Monetary technologies—both old and new—permit the custody and transfer of value without trusted parties. Unlike the dollar units slung through electronic payment processors, gold and cash require no trusted parties for custody or transfer; they are physical bearer assets. With cryptocurrency technology, bearer assets have entered the digital sphere. Along various dimensions and to varying degrees, cryptocurrencies minimize the trust required of central authorities to custody and transfer funds. And because cryptocurrencies lack mass, they can traverse distances more quickly than traditional bearer assets. By pairing the speed of electronic money with the trust-minimization of physical cash, cryptocurrencies pose new challenges for law enforcement generally and for international sanctions in particular.

Among cryptocurrencies, bitcoin relies on trusted parties to a lower degree than any other. The bitcoin network settles transactions not through trusted intermediaries but through a globally dispersed, permissionless, and highly competitive market of bitcoin miners. Because miners imbue the network with such a high degree of censorship-resistance, they have begun to attract attention from policymakers and regulators intent on preserving the power of economic sanctions. As a new institutional technology with geopolitical ramifications, this scrutiny is to be expected.

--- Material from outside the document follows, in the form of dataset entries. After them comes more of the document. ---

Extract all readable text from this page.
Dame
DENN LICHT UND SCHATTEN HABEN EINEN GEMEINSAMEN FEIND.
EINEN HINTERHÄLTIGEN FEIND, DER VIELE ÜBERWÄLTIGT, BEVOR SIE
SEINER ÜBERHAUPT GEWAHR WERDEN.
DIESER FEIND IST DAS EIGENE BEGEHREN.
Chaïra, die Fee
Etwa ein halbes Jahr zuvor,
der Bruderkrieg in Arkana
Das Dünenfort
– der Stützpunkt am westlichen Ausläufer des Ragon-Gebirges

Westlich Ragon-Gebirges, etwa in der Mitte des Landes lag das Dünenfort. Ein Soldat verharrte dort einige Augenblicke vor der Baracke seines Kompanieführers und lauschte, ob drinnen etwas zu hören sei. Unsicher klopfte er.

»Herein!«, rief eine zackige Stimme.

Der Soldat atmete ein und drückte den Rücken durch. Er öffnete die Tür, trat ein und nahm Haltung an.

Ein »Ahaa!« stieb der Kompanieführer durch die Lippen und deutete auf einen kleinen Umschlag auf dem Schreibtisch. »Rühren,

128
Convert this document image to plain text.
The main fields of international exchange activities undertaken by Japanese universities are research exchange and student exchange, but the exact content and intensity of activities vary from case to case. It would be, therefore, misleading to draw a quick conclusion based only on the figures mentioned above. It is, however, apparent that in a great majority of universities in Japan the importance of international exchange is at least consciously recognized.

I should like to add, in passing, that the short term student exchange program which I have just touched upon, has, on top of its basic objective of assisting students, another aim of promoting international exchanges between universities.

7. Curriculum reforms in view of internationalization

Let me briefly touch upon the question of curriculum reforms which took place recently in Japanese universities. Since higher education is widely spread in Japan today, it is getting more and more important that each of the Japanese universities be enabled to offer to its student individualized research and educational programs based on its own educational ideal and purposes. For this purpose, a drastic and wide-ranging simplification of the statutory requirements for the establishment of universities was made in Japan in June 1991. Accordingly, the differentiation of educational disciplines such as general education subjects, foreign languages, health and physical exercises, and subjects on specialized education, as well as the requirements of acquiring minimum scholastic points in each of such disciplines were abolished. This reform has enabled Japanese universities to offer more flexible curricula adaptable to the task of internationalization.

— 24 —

Although bitcoin miners do not serve as trusted parties in the traditional sense, U.S-domiciled miners may provide avenues for effective sanctions. Below, we outline two mining-centric proposals for censoring sanctioned entities and evaluate their feasibility. As bitcoin matures and settles more cross-border payment volume, these proposals will likely gain popularity due to their surface-level plausibility. However, although sanctions may often limit harm, these specific proposals are likely to do more harm than good—or simply no good at all. A more pragmatic orientation toward bitcoin opens up a more realistic array of compliance and enforcement strategies.